The film brought Redmayne back to Cambridge. He didn’t at first realize he was returning to part of his own life. “I was in such a myopic bubble,” he said. “About three days into filming in Cambridge, I got a text message from my mum, to the effect of how amazing that, ten years on, you’re back where you were lucky enough to go to university. In Cambridge, all the place’s history is on display. It’s a staggeringly romantic place.” Hawking himself spent a few days on set. “He entirely holds the room in the most extraordinary way. And he’s fucking funny. He really is genuinely funny. And a ladies’ man. People just flock to him.”
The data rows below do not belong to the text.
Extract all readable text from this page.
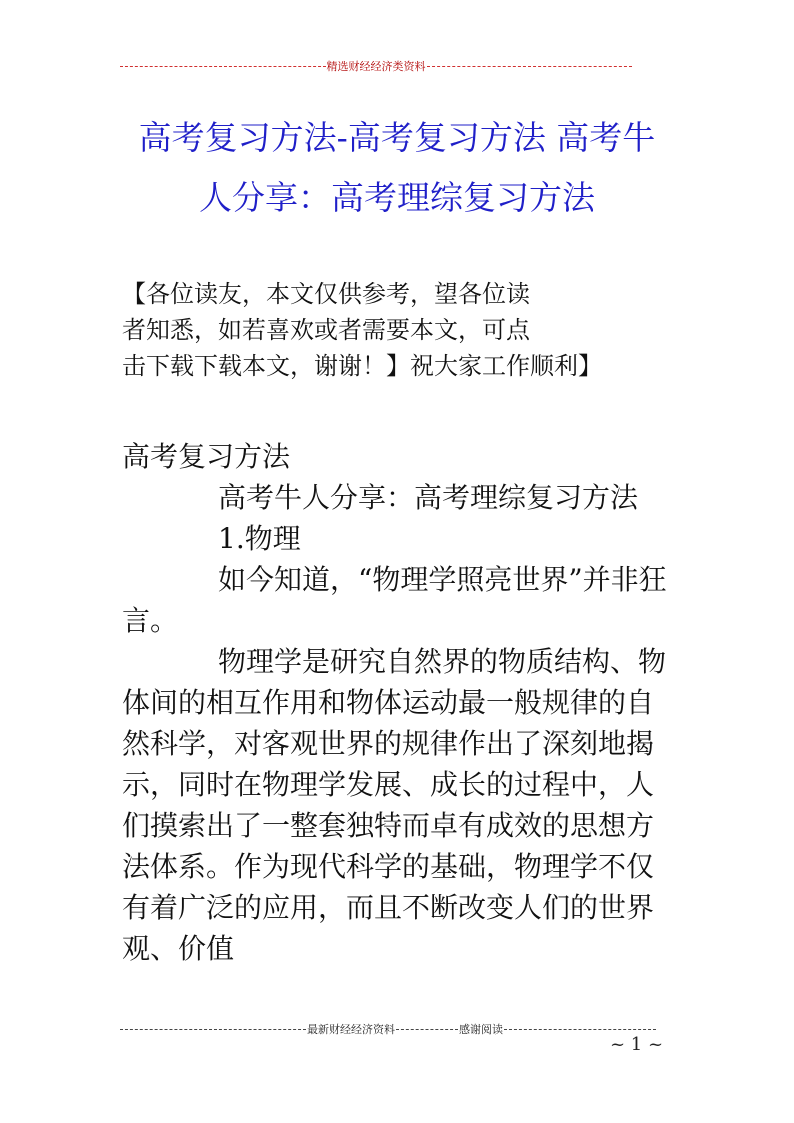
精选财经经济类资料
高考复习方法-高考复习方法 高考牛
人分享：高考理综复习方法
【各位读友，本文仅供参考，望各位读
者知悉，如若喜欢或者需要本文，可点
击下载下载本文，谢谢！】祝大家工作顺利】

高考复习方法

高考牛人分享：高考理综复习方法

1.物理

如今知道，“物理学照亮世界”并非狂言。

物理学是研究自然界的物质结构、物体间的相互作用和物体运动最一般规律的自然科学，对客观世界的规律作出了深刻地揭示，同时在物理学发展、成长的过程中，人们摸索出了一整套独特而卓有成效的思想方法体系。作为现代科学的基础，物理学不仅有着广泛的应用，而且不断改变人们的世界观、价值

最新财经经济资料	感谢阅读
~ 1 ~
Just before he began prepping for The Theory of Everything, Redmayne wrapped Jupiter Ascending. “There, I was dressed in some extraordinary outfits,” he said. “I was made to go and spend six months eating chicken in an attempt to get a six-pack on my pallid body. I was endlessly doing these scenes, tensing my tummy muscles. Then, the worst thing was, I was hoping I’d get to go on one holiday where I’d, for once, have something resembling a six-pack, but then the day it finished, I immediately had to begin starving myself for Hawking.”
Because of budget constraints, Theory was shot non-chronologically. On the first day of shooting exteriors, Redmayne went from playing a healthy Hawking, to using a pair of canes, to sitting in the wheelchair. Continuity was a challenge, he said. “I needed the script to be absolutely airtight, because once that figure stops working, it doesn’t start again. With motor-neuron disease, you have upper neurons and lower neurons. The upper neurons are rigid, and the lower neurons are soft. So, you could have a rigid shoulder and a soft wrist. There was a detective-work aspect to the job of finding pictures of Stephen at the different stages of his illness and re-creating them on-screen.
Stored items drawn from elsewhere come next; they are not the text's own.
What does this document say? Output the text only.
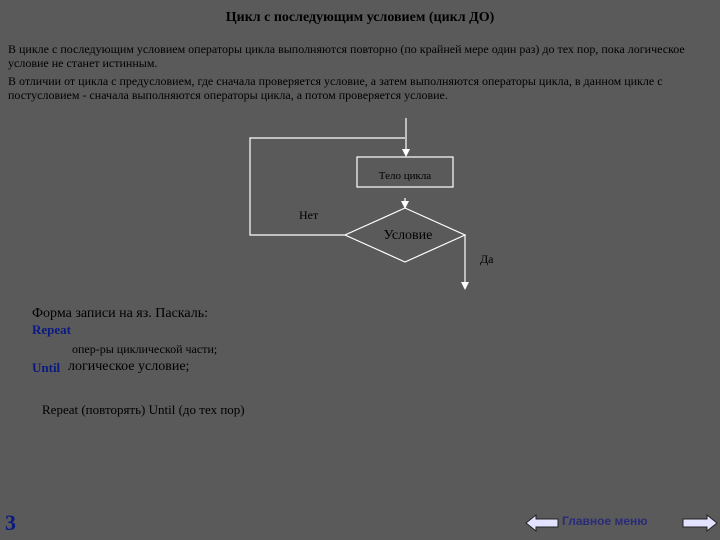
Цикл с последующим условием (цикл ДО)
В цикле с последующим условием операторы цикла выполняются повторно (по крайней мере один раз) до тех пор, пока логическое условие не станет истинным.
В отличии от цикла с предусловием, где сначала проверяется условие, а затем выполняются операторы цикла, в данном цикле с постусловием - сначала выполняются операторы цикла, а потом проверяется условие.
Тело цикла
Условие
Нет
Да
Форма записи на яз. Паскаль:
Repeat
опер-ры циклической части;
Until логическое условие;
Repeat (повторять) Until (до тех пор)
3	Главное меню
“I don’t know whether I’d call it fun. I do normally quite enjoy what I do, but I’m also riddled with fear. Particularly on that job, when you’re playing an extraordinary man, a living icon, you’re representing a disease that people I’ve met—I spent three or four months visiting a motor-neuron clinic and meeting families—have suffered. And then you feel a responsibility to the science and a need to find the emotional truth of what happened between these people. All of these things were pretty challenging, and I was fueled with fear from the word go. Before I read the script, I had no idea there was this beautiful love story behind this iconic figure who, when I was at university, I’d occasionally see going by on campus.”
After the film was finished, Redmayne returned to art history, working on a British TV documentary about art from World War One. In London, his hobby is playing the piano. He bought himself a baby grand with the money he made on Les Misérables (2012), then held his breath and left the room as it was hoisted from the street and through his flat’s window. His next project will reunite him with Les Misérables director Tom Hooper, playing the artist Einar Wegener, who became Lili Elbe—another challenge that has plunged Redmayne into lots of reading, this time in gender theory.
On the notepad I brought along, there was one compromising phrase I had gotten from the Old Etonian Judases: “frog voice.” I pointed it out to Redmayne. “Oh, that I sound like a frog when I sing? Who said that?” he said. “Yup, good. Thanks, Judases. Well, the Muppets did a parody of Les Mis, and Kermit the Frog sang my part. It was pretty much bang-on.”